Santiago Rey, el fallecido editor de este periódico, y quien escribe no fuimos amigos. Los amigos salen a cenar juntos, y tal cosa no hicimos Santiago Rey y yo desde que en 1979 entré en La Voz de Galicia. Eso me da una distancia que me permite escribir ni con el estómago ni con el corazón, sino con la cabeza.
Conocí a Santiago Rey a finales de ese año. Desde entonces nuestra relación fue muy cordial y continuada, y la discrepancia no mermó ni un ápice esa mutua a intensa afabilidad. Me felicitó por algunos de mis artículos —aunque sin duda no estaba de acuerdo con mi opinión— y por la coordinación por los suplementos publicados cuando el diario cumplió cien años.
A los postres de la multitudinaria comida de celebración de esa efeméride le pedí en público que diera su palabra «de caballero centenario» de que iba a seguir potenciando (o sea, financiando) la formación continua de los periodistas que allí estábamos. Respondió que por supuesto y que para él eso era «prioritario». Tantos años después, lo reconozco: cumplió de manera más que generosa, y jamás sin escatimar ni una peseta. En ese capítulo fue pionero en España.
Me admiró siempre su entrega y fidelidad a la empresa fundada por su abuelo.
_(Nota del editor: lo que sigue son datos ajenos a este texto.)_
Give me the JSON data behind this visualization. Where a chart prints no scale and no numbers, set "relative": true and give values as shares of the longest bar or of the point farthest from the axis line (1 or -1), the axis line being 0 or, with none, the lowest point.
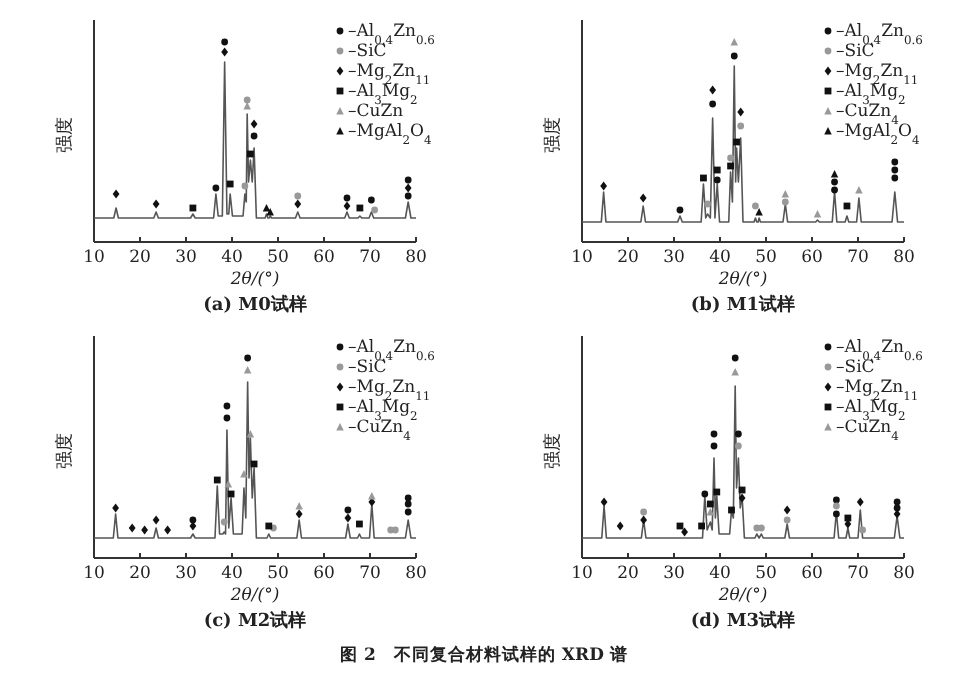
{
  "chart_data": [
    {
      "type": "line",
      "title": "(a) M0试样",
      "xlabel": "2θ/(°)",
      "ylabel": "强度",
      "relative": true,
      "xlim": [
        10,
        80
      ],
      "xticks": [
        10,
        20,
        30,
        40,
        50,
        60,
        70,
        80
      ],
      "tick_labels": "x",
      "legend": "top right",
      "marker": "none",
      "series": [
        {
          "type": "line",
          "color": "#555555",
          "x": [
            10,
            14.3,
            14.8,
            15.3,
            23,
            23.5,
            24,
            31,
            31.5,
            32,
            36,
            36.5,
            37,
            37.9,
            38.4,
            38.9,
            39.3,
            39.6,
            40.1,
            42.4,
            42.8,
            43.1,
            43.3,
            43.6,
            44.0,
            44.4,
            44.8,
            45.3,
            47.2,
            47.5,
            47.8,
            48.1,
            48.3,
            48.6,
            53.8,
            54.3,
            54.8,
            64.5,
            65,
            65.5,
            67.4,
            67.8,
            68.2,
            69.8,
            70.3,
            70.8,
            77.7,
            78.3,
            78.9,
            80
          ],
          "values": [
            0.12,
            0.12,
            0.17,
            0.12,
            0.12,
            0.15,
            0.12,
            0.12,
            0.14,
            0.12,
            0.12,
            0.24,
            0.13,
            0.13,
            0.9,
            0.14,
            0.14,
            0.24,
            0.13,
            0.13,
            0.24,
            0.2,
            0.64,
            0.3,
            0.41,
            0.3,
            0.47,
            0.12,
            0.12,
            0.14,
            0.12,
            0.12,
            0.13,
            0.12,
            0.12,
            0.15,
            0.12,
            0.12,
            0.15,
            0.12,
            0.12,
            0.13,
            0.12,
            0.12,
            0.15,
            0.12,
            0.12,
            0.2,
            0.12,
            0.12
          ]
        },
        {
          "type": "scatter",
          "name": "–Al$_{0.4}$Zn$_{0.6}$",
          "color": "#111111",
          "marker": "circle",
          "x": [
            36.5,
            38.4,
            44.8,
            65,
            70.3,
            78.3,
            78.3
          ],
          "values": [
            0.27,
            1.0,
            0.53,
            0.22,
            0.21,
            0.31,
            0.23
          ]
        },
        {
          "type": "scatter",
          "name": "–SiC",
          "color": "#999999",
          "marker": "circle",
          "x": [
            42.8,
            43.3,
            54.3,
            71
          ],
          "values": [
            0.28,
            0.71,
            0.23,
            0.16
          ]
        },
        {
          "type": "scatter",
          "name": "–Mg$_{2}$Zn$_{11}$",
          "color": "#111111",
          "marker": "diamond",
          "x": [
            14.8,
            23.5,
            38.4,
            44.8,
            54.3,
            65,
            78.3
          ],
          "values": [
            0.24,
            0.19,
            0.95,
            0.59,
            0.19,
            0.18,
            0.27
          ]
        },
        {
          "type": "scatter",
          "name": "–Al$_{3}$Mg$_{2}$",
          "color": "#111111",
          "marker": "square",
          "x": [
            31.5,
            39.6,
            44.0,
            67.8
          ],
          "values": [
            0.17,
            0.29,
            0.44,
            0.17
          ]
        },
        {
          "type": "scatter",
          "name": "–CuZn",
          "color": "#999999",
          "marker": "triangle",
          "x": [
            43.3
          ],
          "values": [
            0.68
          ]
        },
        {
          "type": "scatter",
          "name": "–MgAl$_{2}$O$_{4}$",
          "color": "#111111",
          "marker": "triangle",
          "x": [
            47.5,
            48.3
          ],
          "values": [
            0.17,
            0.15
          ]
        }
      ]
    },
    {
      "type": "line",
      "title": "(b) M1试样",
      "xlabel": "2θ/(°)",
      "ylabel": "强度",
      "relative": true,
      "xlim": [
        10,
        80
      ],
      "xticks": [
        10,
        20,
        30,
        40,
        50,
        60,
        70,
        80
      ],
      "tick_labels": "x",
      "legend": "top right",
      "marker": "none",
      "series": [
        {
          "type": "line",
          "color": "#555555",
          "x": [
            10,
            14.2,
            14.7,
            15.2,
            22.8,
            23.3,
            23.8,
            30.8,
            31.3,
            31.8,
            35.9,
            36.4,
            36.9,
            37.3,
            37.9,
            38.4,
            38.9,
            39.4,
            39.9,
            41.9,
            42.3,
            42.7,
            43.1,
            43.4,
            43.6,
            44.0,
            44.5,
            45.0,
            47.4,
            47.7,
            48.0,
            48.3,
            48.5,
            48.8,
            53.7,
            54.2,
            54.7,
            60.8,
            61.2,
            61.6,
            64.4,
            64.9,
            65.4,
            67.2,
            67.6,
            68.0,
            69.7,
            70.2,
            70.7,
            77.4,
            78.0,
            78.6,
            80
          ],
          "values": [
            0.1,
            0.1,
            0.25,
            0.1,
            0.1,
            0.18,
            0.1,
            0.1,
            0.13,
            0.1,
            0.1,
            0.29,
            0.12,
            0.14,
            0.12,
            0.62,
            0.12,
            0.29,
            0.1,
            0.1,
            0.35,
            0.2,
            0.88,
            0.3,
            0.47,
            0.3,
            0.52,
            0.1,
            0.1,
            0.12,
            0.1,
            0.1,
            0.12,
            0.1,
            0.1,
            0.19,
            0.1,
            0.1,
            0.11,
            0.1,
            0.1,
            0.25,
            0.1,
            0.1,
            0.13,
            0.1,
            0.1,
            0.22,
            0.1,
            0.1,
            0.25,
            0.1,
            0.1
          ]
        },
        {
          "type": "scatter",
          "name": "–Al$_{0.4}$Zn$_{0.6}$",
          "color": "#111111",
          "marker": "circle",
          "x": [
            31.3,
            38.4,
            39.4,
            43.1,
            64.9,
            64.9,
            78.0,
            78.0,
            78.0
          ],
          "values": [
            0.16,
            0.69,
            0.31,
            0.93,
            0.26,
            0.3,
            0.32,
            0.36,
            0.4
          ]
        },
        {
          "type": "scatter",
          "name": "–SiC",
          "color": "#999999",
          "marker": "circle",
          "x": [
            37.3,
            42.3,
            44.5,
            47.7,
            54.2
          ],
          "values": [
            0.19,
            0.42,
            0.58,
            0.18,
            0.2
          ]
        },
        {
          "type": "scatter",
          "name": "–Mg$_{2}$Zn$_{11}$",
          "color": "#111111",
          "marker": "diamond",
          "x": [
            14.7,
            23.3,
            38.4,
            44.5
          ],
          "values": [
            0.28,
            0.22,
            0.76,
            0.65
          ]
        },
        {
          "type": "scatter",
          "name": "–Al$_{3}$Mg$_{2}$",
          "color": "#111111",
          "marker": "square",
          "x": [
            36.4,
            39.4,
            42.3,
            43.6,
            67.6
          ],
          "values": [
            0.32,
            0.36,
            0.38,
            0.5,
            0.18
          ]
        },
        {
          "type": "scatter",
          "name": "–CuZn$_{4}$",
          "color": "#999999",
          "marker": "triangle",
          "x": [
            43.1,
            54.2,
            61.2,
            70.2
          ],
          "values": [
            1.0,
            0.24,
            0.14,
            0.26
          ]
        },
        {
          "type": "scatter",
          "name": "–MgAl$_{2}$O$_{4}$",
          "color": "#111111",
          "marker": "triangle",
          "x": [
            48.5,
            64.9
          ],
          "values": [
            0.15,
            0.34
          ]
        }
      ]
    },
    {
      "type": "line",
      "title": "(c) M2试样",
      "xlabel": "2θ/(°)",
      "ylabel": "强度",
      "relative": true,
      "xlim": [
        10,
        80
      ],
      "xticks": [
        10,
        20,
        30,
        40,
        50,
        60,
        70,
        80
      ],
      "tick_labels": "x",
      "legend": "top right",
      "marker": "none",
      "series": [
        {
          "type": "line",
          "color": "#555555",
          "x": [
            10,
            14.2,
            14.7,
            15.2,
            23.0,
            23.5,
            24.0,
            31.0,
            31.5,
            32.0,
            36.3,
            36.8,
            37.3,
            38.0,
            38.3,
            38.6,
            38.9,
            39.3,
            39.8,
            40.3,
            42.2,
            42.6,
            43.0,
            43.4,
            43.7,
            44.0,
            44.4,
            44.8,
            45.3,
            47.6,
            48.0,
            48.4,
            54.1,
            54.6,
            55.1,
            64.7,
            65.2,
            65.7,
            67.3,
            67.7,
            68.1,
            69.9,
            70.4,
            70.9,
            77.7,
            78.3,
            78.9,
            80
          ],
          "values": [
            0.1,
            0.1,
            0.22,
            0.1,
            0.1,
            0.15,
            0.1,
            0.1,
            0.12,
            0.1,
            0.1,
            0.36,
            0.12,
            0.12,
            0.13,
            0.12,
            0.64,
            0.15,
            0.3,
            0.12,
            0.12,
            0.35,
            0.2,
            0.88,
            0.4,
            0.6,
            0.3,
            0.45,
            0.1,
            0.1,
            0.12,
            0.1,
            0.1,
            0.19,
            0.1,
            0.1,
            0.17,
            0.1,
            0.1,
            0.12,
            0.1,
            0.1,
            0.27,
            0.1,
            0.1,
            0.19,
            0.1,
            0.1
          ]
        },
        {
          "type": "scatter",
          "name": "–Al$_{0.4}$Zn$_{0.6}$",
          "color": "#111111",
          "marker": "circle",
          "x": [
            31.5,
            38.9,
            38.9,
            43.4,
            65.2,
            78.3,
            78.3,
            78.3
          ],
          "values": [
            0.19,
            0.76,
            0.7,
            1.0,
            0.24,
            0.3,
            0.27,
            0.23
          ]
        },
        {
          "type": "scatter",
          "name": "–SiC",
          "color": "#999999",
          "marker": "circle",
          "x": [
            38.3,
            49,
            74.5,
            75.5
          ],
          "values": [
            0.18,
            0.15,
            0.14,
            0.14
          ]
        },
        {
          "type": "scatter",
          "name": "–Mg$_{2}$Zn$_{11}$",
          "color": "#111111",
          "marker": "diamond",
          "x": [
            14.7,
            18.3,
            21,
            23.5,
            26,
            31.5,
            54.6,
            65.2,
            70.4
          ],
          "values": [
            0.25,
            0.15,
            0.14,
            0.19,
            0.14,
            0.16,
            0.22,
            0.2,
            0.28
          ]
        },
        {
          "type": "scatter",
          "name": "–Al$_{3}$Mg$_{2}$",
          "color": "#111111",
          "marker": "square",
          "x": [
            36.8,
            39.8,
            44.8,
            48,
            67.7
          ],
          "values": [
            0.39,
            0.32,
            0.47,
            0.16,
            0.17
          ]
        },
        {
          "type": "scatter",
          "name": "–CuZn$_{4}$",
          "color": "#999999",
          "marker": "triangle",
          "x": [
            39.2,
            42.6,
            43.4,
            44.0,
            54.6,
            70.4
          ],
          "values": [
            0.37,
            0.42,
            0.94,
            0.62,
            0.26,
            0.31
          ]
        }
      ]
    },
    {
      "type": "line",
      "title": "(d) M3试样",
      "xlabel": "2θ/(°)",
      "ylabel": "强度",
      "relative": true,
      "xlim": [
        10,
        80
      ],
      "xticks": [
        10,
        20,
        30,
        40,
        50,
        60,
        70,
        80
      ],
      "tick_labels": "x",
      "legend": "top right",
      "marker": "none",
      "annotations": [
        "图 2　不同复合材料试样的 XRD 谱"
      ],
      "series": [
        {
          "type": "line",
          "color": "#555555",
          "x": [
            10,
            14.3,
            14.8,
            15.3,
            22.9,
            23.4,
            23.9,
            36.2,
            36.7,
            37.2,
            37.9,
            38.3,
            38.7,
            39.0,
            39.3,
            39.8,
            42.1,
            42.5,
            42.9,
            43.3,
            43.6,
            44.0,
            44.4,
            44.8,
            45.3,
            47.6,
            48.0,
            48.5,
            49.0,
            49.4,
            54.1,
            54.6,
            55.1,
            64.8,
            65.3,
            65.8,
            67.4,
            67.8,
            68.2,
            70.0,
            70.5,
            71.0,
            77.9,
            78.5,
            79.1,
            80
          ],
          "values": [
            0.1,
            0.1,
            0.26,
            0.1,
            0.1,
            0.19,
            0.1,
            0.1,
            0.31,
            0.14,
            0.18,
            0.14,
            0.5,
            0.2,
            0.31,
            0.12,
            0.12,
            0.24,
            0.2,
            0.86,
            0.35,
            0.5,
            0.25,
            0.31,
            0.1,
            0.1,
            0.12,
            0.1,
            0.12,
            0.1,
            0.1,
            0.17,
            0.1,
            0.1,
            0.23,
            0.1,
            0.1,
            0.15,
            0.1,
            0.1,
            0.24,
            0.1,
            0.1,
            0.21,
            0.1,
            0.1
          ]
        },
        {
          "type": "scatter",
          "name": "–Al$_{0.4}$Zn$_{0.6}$",
          "color": "#111111",
          "marker": "circle",
          "x": [
            36.7,
            38.7,
            38.7,
            43.3,
            44.0,
            65.3,
            65.3,
            78.5,
            78.5
          ],
          "values": [
            0.32,
            0.56,
            0.62,
            1.0,
            0.62,
            0.29,
            0.22,
            0.28,
            0.25
          ]
        },
        {
          "type": "scatter",
          "name": "–SiC",
          "color": "#999999",
          "marker": "circle",
          "x": [
            23.4,
            44.0,
            48,
            49,
            54.6,
            65.3,
            71
          ],
          "values": [
            0.23,
            0.56,
            0.15,
            0.15,
            0.19,
            0.26,
            0.14
          ]
        },
        {
          "type": "scatter",
          "name": "–Mg$_{2}$Zn$_{11}$",
          "color": "#111111",
          "marker": "diamond",
          "x": [
            14.8,
            18.3,
            23.4,
            32.3,
            44.8,
            54.6,
            67.8,
            70.5,
            78.5
          ],
          "values": [
            0.28,
            0.16,
            0.19,
            0.13,
            0.3,
            0.24,
            0.17,
            0.28,
            0.22
          ]
        },
        {
          "type": "scatter",
          "name": "–Al$_{3}$Mg$_{2}$",
          "color": "#111111",
          "marker": "square",
          "x": [
            31.3,
            36,
            37.9,
            39.3,
            42.5,
            44.8,
            67.8
          ],
          "values": [
            0.16,
            0.16,
            0.27,
            0.33,
            0.24,
            0.34,
            0.2
          ]
        },
        {
          "type": "scatter",
          "name": "–CuZn$_{4}$",
          "color": "#999999",
          "marker": "triangle",
          "x": [
            37.9,
            43.3
          ],
          "values": [
            0.23,
            0.93
          ]
        }
      ]
    }
  ]
}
Hace veinte años pudo haber dicho adiós, tengo la edad de jubilación y me voy a tomar gambas y tostarme al sol en el Mediterráneo. No lo hizo. Estuvo al pie del cañón hasta el final, dando ejemplo en un país donde (casi) todo el mundo quiere jubilarse cuando antes. Pertenecía a una estirpe de empresarios en extinción, enfrentándose al poder cuantas veces lo consideró.
¡Ojalá que en el futuro Galicia cuente con empresarios como lo fue Santiago Rey! Y que Deus o teña onde o ten.